Quickstart

This quickstart guide assumes using the official django-notifyme-by-email and django-notifyme-onsite delivery backends are used.

Install the packages:

pip install django-notifyme
pip install django-notifyme-by-email
pip install django-notifyme-onsite

Now add notifyme and notifyme_onsite to INSTALLED_APPS.

The delivery backends must be registered somewhere on project startup. It is recommended to place this in models.py of one of the projects apps. E.g the projects core app.:

import notifyme.delivery_backends
from notifyme_by_email.delivery_backends import EmailBackend
notifyme.delivery_backends.registry.register(EmailBackend)

from notifyme_onsite.delivery_backends import OnsiteStickyBackend
notifyme.delivery_backends.registry.register(OnsiteStickyBackend)

The notifyme_onsite delivery backends has some tables and urls of its own, so you’ll need to run syncdb and add something like url(r'^notifyme/', include('notifyme_onsite.urls')) to your url patterns.

Now we a ready to deliver Notifications, but we still need something to deliver. This is where NotificationTypes come in. Like delivery backends, notification types need to be registered as well. They are the app specific Notifications that can be emitted. In this example we will use the bundled PrinterOnFireNotification. This code should also be placed inside a models.py:

import notifyme.notification_types
from notifyme.notification_types.printer_on_fire import PrinterOnFireNotification
notifyme.notification_types.registry.register(PrinterOnFireNotification)

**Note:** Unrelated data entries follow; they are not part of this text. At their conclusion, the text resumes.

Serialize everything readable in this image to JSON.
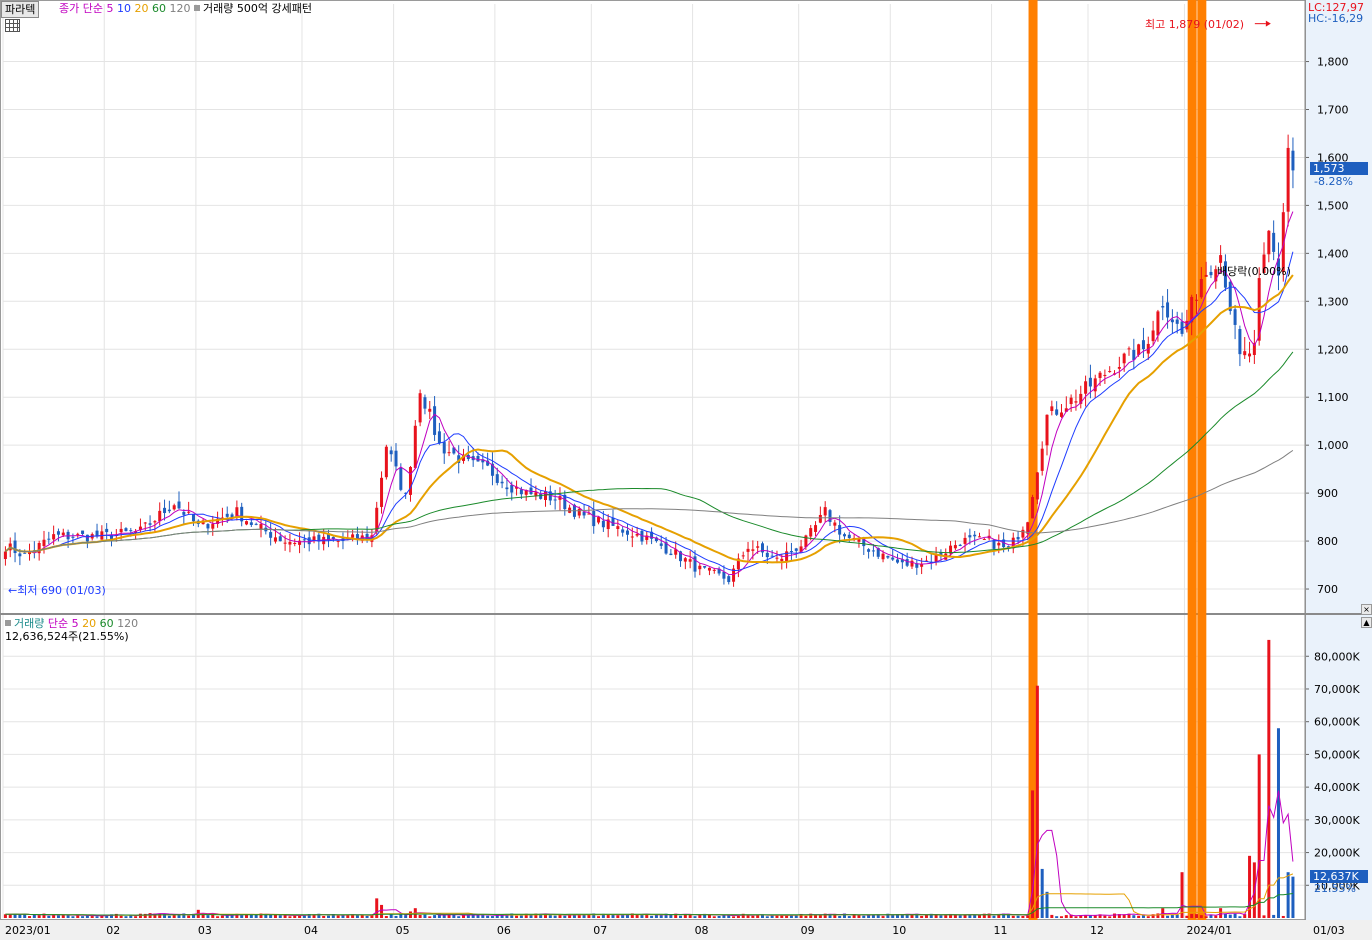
{
  "header": {
    "stock_name": "파라텍",
    "price_legend": {
      "label": "종가 단순",
      "periods": [
        {
          "value": "5",
          "color": "#c000c0"
        },
        {
          "value": "10",
          "color": "#1e3cff"
        },
        {
          "value": "20",
          "color": "#e6a000"
        },
        {
          "value": "60",
          "color": "#1a8a2a"
        },
        {
          "value": "120",
          "color": "#808080"
        }
      ]
    },
    "pattern_label": "거래량 500억 강세패턴",
    "lc": "LC:127,97",
    "hc": "HC:-16,29"
  },
  "volume_header": {
    "label": "거래량",
    "ma_label": "단순",
    "periods": [
      {
        "value": "5",
        "color": "#c000c0"
      },
      {
        "value": "20",
        "color": "#e6a000"
      },
      {
        "value": "60",
        "color": "#1a8a2a"
      },
      {
        "value": "120",
        "color": "#808080"
      }
    ],
    "summary": "12,636,524주(21.55%)"
  },
  "annotations": {
    "high": "최고 1,879 (01/02)",
    "low": "최저 690 (01/03)",
    "dividend": "배당락(0.00%)"
  },
  "current_price": {
    "value": "1,573",
    "change": "-8.28%"
  },
  "current_volume": {
    "value": "12,637K",
    "change": "21.55%"
  },
  "colors": {
    "up": "#e8121c",
    "down": "#1e5fbf",
    "signal": "#ff7f00",
    "grid": "#e4e4e4",
    "axis_bg": "#eaf2fb"
  },
  "chart_data": {
    "type": "candlestick",
    "price_axis": {
      "ticks": [
        700,
        800,
        900,
        1000,
        1100,
        1200,
        1300,
        1400,
        1500,
        1600,
        1700,
        1800
      ],
      "tick_labels": [
        "700",
        "800",
        "900",
        "1,000",
        "1,100",
        "1,200",
        "1,300",
        "1,400",
        "1,500",
        "1,600",
        "1,700",
        "1,800"
      ],
      "range": [
        650,
        1920
      ]
    },
    "volume_axis": {
      "ticks": [
        10000,
        20000,
        30000,
        40000,
        50000,
        60000,
        70000,
        80000
      ],
      "tick_labels": [
        "10,000K",
        "20,000K",
        "30,000K",
        "40,000K",
        "50,000K",
        "60,000K",
        "70,000K",
        "80,000K"
      ],
      "unit": "K",
      "range": [
        0,
        92000
      ]
    },
    "x_axis": {
      "labels": [
        "2023/01",
        "02",
        "03",
        "04",
        "05",
        "06",
        "07",
        "08",
        "09",
        "10",
        "11",
        "12",
        "2024/01",
        "01/03"
      ],
      "label_day_index": [
        0,
        21,
        40,
        62,
        81,
        102,
        122,
        143,
        165,
        184,
        205,
        225,
        245,
        254
      ]
    },
    "signal_day_index": [
      213,
      246,
      248
    ],
    "keypoints": [
      [
        0,
        790
      ],
      [
        4,
        770
      ],
      [
        10,
        810
      ],
      [
        20,
        810
      ],
      [
        28,
        820
      ],
      [
        35,
        880
      ],
      [
        40,
        830
      ],
      [
        48,
        860
      ],
      [
        52,
        830
      ],
      [
        58,
        800
      ],
      [
        64,
        800
      ],
      [
        70,
        800
      ],
      [
        76,
        810
      ],
      [
        79,
        1000
      ],
      [
        83,
        890
      ],
      [
        86,
        1120
      ],
      [
        90,
        1000
      ],
      [
        96,
        960
      ],
      [
        100,
        950
      ],
      [
        104,
        920
      ],
      [
        108,
        900
      ],
      [
        114,
        890
      ],
      [
        120,
        850
      ],
      [
        126,
        830
      ],
      [
        132,
        810
      ],
      [
        138,
        780
      ],
      [
        144,
        740
      ],
      [
        150,
        720
      ],
      [
        154,
        790
      ],
      [
        160,
        760
      ],
      [
        166,
        800
      ],
      [
        170,
        860
      ],
      [
        174,
        810
      ],
      [
        180,
        780
      ],
      [
        186,
        750
      ],
      [
        192,
        760
      ],
      [
        198,
        800
      ],
      [
        204,
        800
      ],
      [
        208,
        780
      ],
      [
        212,
        850
      ],
      [
        216,
        1060
      ],
      [
        222,
        1100
      ],
      [
        228,
        1150
      ],
      [
        232,
        1180
      ],
      [
        236,
        1200
      ],
      [
        240,
        1300
      ],
      [
        244,
        1230
      ],
      [
        248,
        1350
      ],
      [
        252,
        1400
      ],
      [
        256,
        1180
      ],
      [
        259,
        1200
      ],
      [
        260,
        1330
      ],
      [
        262,
        1440
      ],
      [
        264,
        1360
      ],
      [
        266,
        1620
      ],
      [
        267,
        1573
      ]
    ],
    "volume_events": [
      [
        213,
        39000,
        "up"
      ],
      [
        214,
        71000,
        "up"
      ],
      [
        215,
        15000,
        "down"
      ],
      [
        216,
        8000,
        "down"
      ],
      [
        240,
        3000,
        "up"
      ],
      [
        244,
        14000,
        "up"
      ],
      [
        252,
        3000,
        "up"
      ],
      [
        258,
        19000,
        "up"
      ],
      [
        259,
        17000,
        "up"
      ],
      [
        260,
        50000,
        "up"
      ],
      [
        262,
        85000,
        "up"
      ],
      [
        264,
        58000,
        "down"
      ],
      [
        266,
        14000,
        "down"
      ],
      [
        267,
        12637,
        "down"
      ],
      [
        77,
        6000,
        "up"
      ],
      [
        78,
        4000,
        "up"
      ],
      [
        84,
        2000,
        "up"
      ],
      [
        85,
        3000,
        "up"
      ],
      [
        40,
        2500,
        "up"
      ],
      [
        30,
        1500,
        "up"
      ]
    ],
    "series_ma": [
      "5",
      "10",
      "20",
      "60",
      "120"
    ]
  }
}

See notification types for information on how to create your own.

Now notifications can be emitted using the following api:

import notifyme.api
notifyme.api.send([user1, user2, AnonymousUser()], 'printer_on_fire',
                  context={'printer': 'my printer name', 'flames': 'deadly'},
                  is_sticky=True, expires_at=datetime.datetime.now()+datetime.timedelta(minutes=5))

django-notifyme will now try to deliver this notice over all the registered delivery backends. Each backend may have a different set of features. E.g the Email backend can’t send messages to anonymous users, so it will ignore it. The is_sticky and expires_at options exist as a convention and are not mandatory.

  • is_sticky=True: this notice should be acknowledge by the user.
  • expires_at: the date and time at which this message is no longer useful. Depending on the backend the notice may be hidden or removed after that that.

If you create a delivery backend where these variable names make sense, please re-user them.

celery

Set NOTIFYME_USE_CELERY=True in settings to make django-notifyme use celery to deliver notifications over a async queue.